Been asked a few times of late about trying to run on your toes all the time and whether it's the answer to better running. Simply, from a biomechanics perspective, no.
The acceleration power comes to a healthy degree from the arch generated with the arms, not the toes so it makes sense that you engage the whole foot when you run rather than employing part of it. Coupled with that there are 26 bones and over 100 muscles, ligaments and tendons tying into the foot and it's primary role is to cushion the skeletal system and adapt to uneven surfaces. With that in mind, why would you think heel striking or forefoot running was good?
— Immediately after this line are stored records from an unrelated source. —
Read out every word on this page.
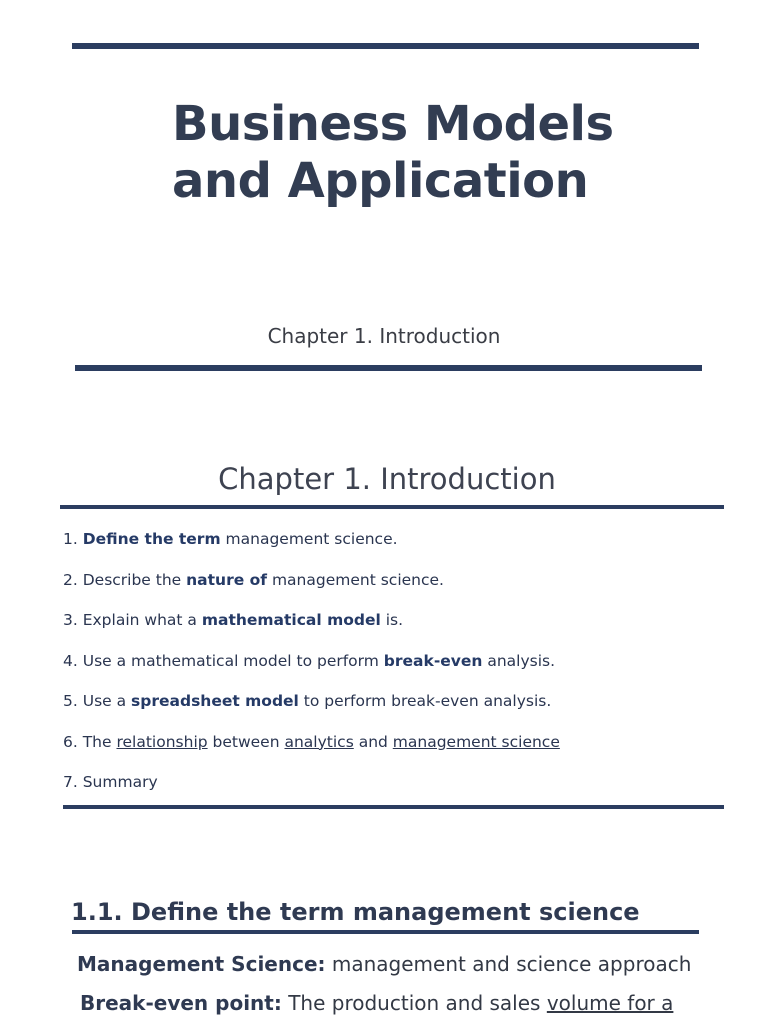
Business Models
and Application
Chapter 1. Introduction
Chapter 1. Introduction
1. Define the term management science.
2. Describe the nature of management science.
3. Explain what a mathematical model is.
4. Use a mathematical model to perform break-even analysis.
5. Use a spreadsheet model to perform break-even analysis.
6. The relationship between analytics and management science
7. Summary
1.1. Define the term management science
Management Science: management and science approach
Break-even point: The production and sales volume for a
Heel striking causes a reactionary force as your centre of gravity is way out in front of your body. This forces the impact through the heel which then travels up the shin from the heel, through the knee, jamming your hip likely leading to imbalance and injury. It is terribly inefficient, and we call this a breaking force as it really is a risk for injury and a lot of pain. I see it a lot.
For me, the correct way to land is slightly forward of your centre of mass with a slight forward lean, landing more on your mid foot so your foot is landing more flat as you were, not on your heels, not on your toes either, keeping the landing foot more towards underneath the body as you land.
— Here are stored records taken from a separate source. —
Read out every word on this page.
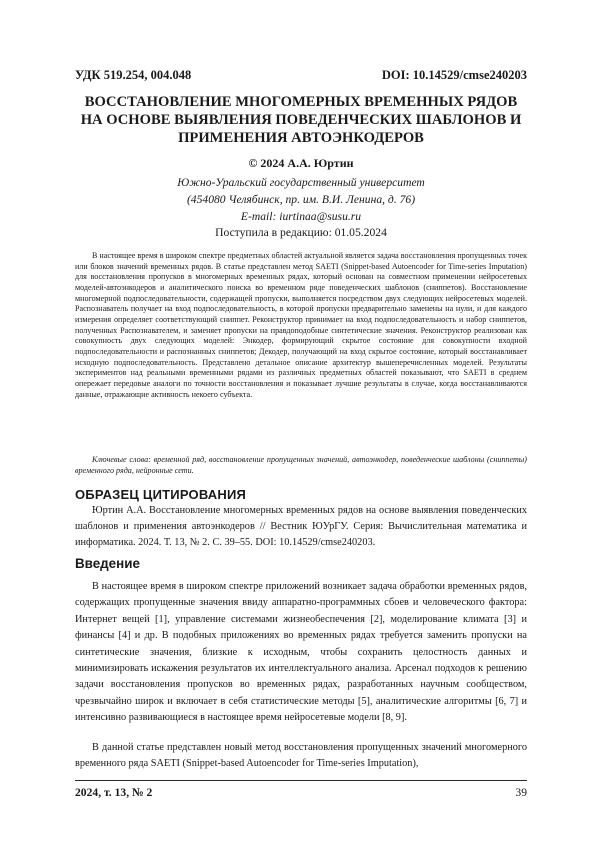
УДК 519.254, 004.048	DOI: 10.14529/cmse240203
ВОССТАНОВЛЕНИЕ МНОГОМЕРНЫХ ВРЕМЕННЫХ РЯДОВ НА ОСНОВЕ ВЫЯВЛЕНИЯ ПОВЕДЕНЧЕСКИХ ШАБЛОНОВ И ПРИМЕНЕНИЯ АВТОЭНКОДЕРОВ
© 2024 А.А. Юртин
Южно-Уральский государственный университет
(454080 Челябинск, пр. им. В.И. Ленина, д. 76)
E-mail: iurtinaa@susu.ru
Поступила в редакцию: 01.05.2024

В настоящее время в широком спектре предметных областей актуальной является задача восстановления пропущенных точек или блоков значений временных рядов. В статье представлен метод SAETI (Snippet-based Autoencoder for Time-series Imputation) для восстановления пропусков в многомерных временных рядах, который основан на совместном применении нейросетевых моделей-автоэнкодеров и аналитического поиска во временном ряде поведенческих шаблонов (сниппетов). Восстановление многомерной подпоследовательности, содержащей пропуски, выполняется посредством двух следующих нейросетевых моделей. Распознаватель получает на вход подпоследовательность, в которой пропуски предварительно заменены на нули, и для каждого измерения определяет соответствующий сниппет. Реконструктор принимает на вход подпоследовательность и набор сниппетов, полученных Распознавателем, и заменяет пропуски на правдоподобные синтетические значения. Реконструктор реализован как совокупность двух следующих моделей: Энкодер, формирующий скрытое состояние для совокупности входной подпоследовательности и распознанных сниппетов; Декодер, получающий на вход скрытое состояние, который восстанавливает исходную подпоследовательность. Представлено детальное описание архитектур вышеперечисленных моделей. Результаты экспериментов над реальными временными рядами из различных предметных областей показывают, что SAETI в среднем опережает передовые аналоги по точности восстановления и показывает лучшие результаты в случае, когда восстанавливаются данные, отражающие активность некоего субъекта.

Ключевые слова: временной ряд, восстановление пропущенных значений, автоэнкодер, поведенческие шаблоны (сниппеты) временного ряда, нейронные сети.

ОБРАЗЕЦ ЦИТИРОВАНИЯ

Юртин А.А. Восстановление многомерных временных рядов на основе выявления поведенческих шаблонов и применения автоэнкодеров // Вестник ЮУрГУ. Серия: Вычислительная математика и информатика. 2024. Т. 13, № 2. С. 39–55. DOI: 10.14529/cmse240203.

Введение

В настоящее время в широком спектре приложений возникает задача обработки временных рядов, содержащих пропущенные значения ввиду аппаратно-программных сбоев и человеческого фактора: Интернет вещей [1], управление системами жизнеобеспечения [2], моделирование климата [3] и финансы [4] и др. В подобных приложениях во временных рядах требуется заменить пропуски на синтетические значения, близкие к исходным, чтобы сохранить целостность данных и минимизировать искажения результатов их интеллектуального анализа. Арсенал подходов к решению задачи восстановления пропусков во временных рядах, разработанных научным сообществом, чрезвычайно широк и включает в себя статистические методы [5], аналитические алгоритмы [6, 7] и интенсивно развивающиеся в настоящее время нейросетевые модели [8, 9].

В данной статье представлен новый метод восстановления пропущенных значений многомерного временного ряда SAETI (Snippet-based Autoencoder for Time-series Imputation),

2024, т. 13, № 2	39
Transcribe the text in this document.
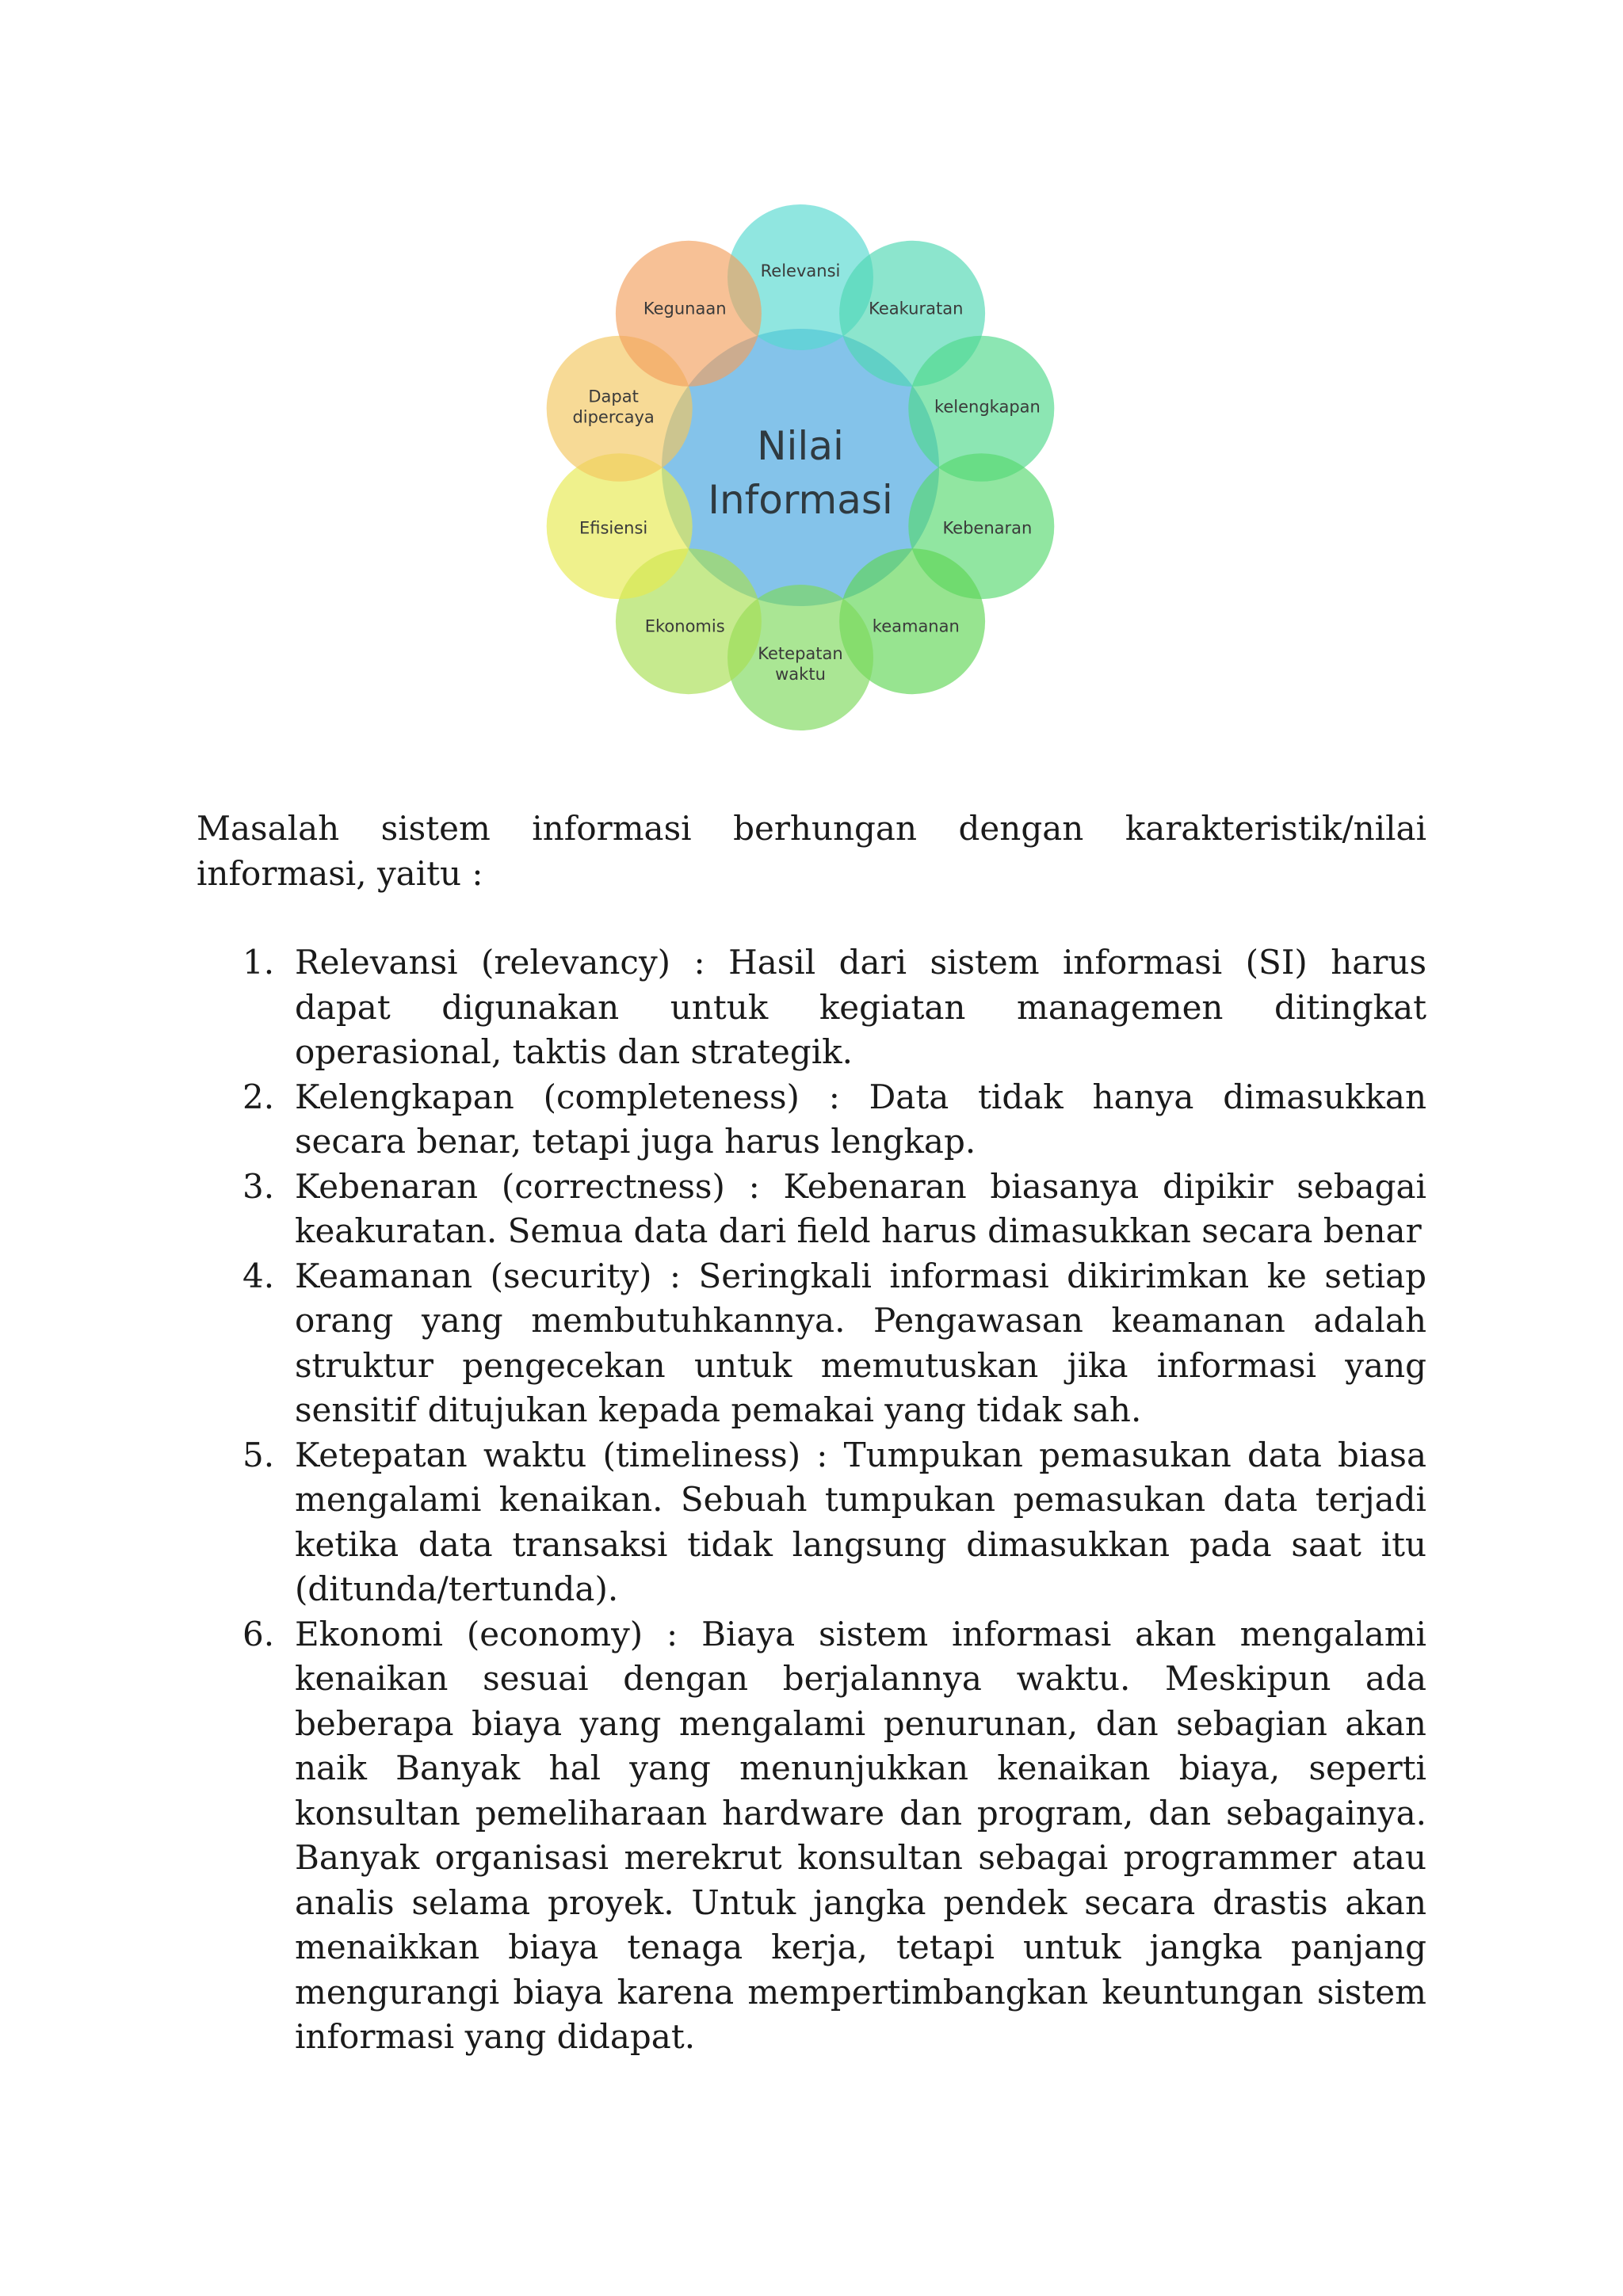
Relevansi
Keakuratan
kelengkapan
Kebenaran
keamanan
Ketepatan
waktu
Ekonomis
Efisiensi
Dapat
dipercaya
Kegunaan
Nilai
Informasi

Masalah sistem informasi berhungan dengan karakteristik/nilai informasi, yaitu :

1. Relevansi (relevancy) : Hasil dari sistem informasi (SI) harus dapat digunakan untuk kegiatan managemen ditingkat operasional, taktis dan strategik.
2. Kelengkapan (completeness) : Data tidak hanya dimasukkan secara benar, tetapi juga harus lengkap.
3. Kebenaran (correctness) : Kebenaran biasanya dipikir sebagai keakuratan. Semua data dari field harus dimasukkan secara benar
4. Keamanan (security) : Seringkali informasi dikirimkan ke setiap orang yang membutuhkannya. Pengawasan keamanan adalah struktur pengecekan untuk memutuskan jika informasi yang sensitif ditujukan kepada pemakai yang tidak sah.
5. Ketepatan waktu (timeliness) : Tumpukan pemasukan data biasa mengalami kenaikan. Sebuah tumpukan pemasukan data terjadi ketika data transaksi tidak langsung dimasukkan pada saat itu (ditunda/tertunda).
6. Ekonomi (economy) : Biaya sistem informasi akan mengalami kenaikan sesuai dengan berjalannya waktu. Meskipun ada beberapa biaya yang mengalami penurunan, dan sebagian akan naik Banyak hal yang menunjukkan kenaikan biaya, seperti konsultan pemeliharaan hardware dan program, dan sebagainya. Banyak organisasi merekrut konsultan sebagai programmer atau analis selama proyek. Untuk jangka pendek secara drastis akan menaikkan biaya tenaga kerja, tetapi untuk jangka panjang mengurangi biaya karena mempertimbangkan keuntungan sistem informasi yang didapat.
Some coaches will tell you that key to this is for you to take over 170 to 180 steps per minute. It isn’t. It’s a number of things but increasing your footfall and shortening your stride won’t make you a better runner just like only focusing in on your VO2 max won't make you a better runner either. You need to bring a number of things together and stop obsessing with what is in your eyes, a magic element.
If you’re running faster speeds your step rate may go up slightly but even at slower speeds your stride rate may well be high if you practice with a metronome and get your body used to developing its own rhythm. What is key is that you are light on your feet and your contact time with the ground is as little as possible. This will reduce the impact force and increase your efficiency. The less time you spend on the ground in the most stable position possible, the less chance you have of getting injured.
So what's the answer if not to run on your toes? Quite simply it is running economy.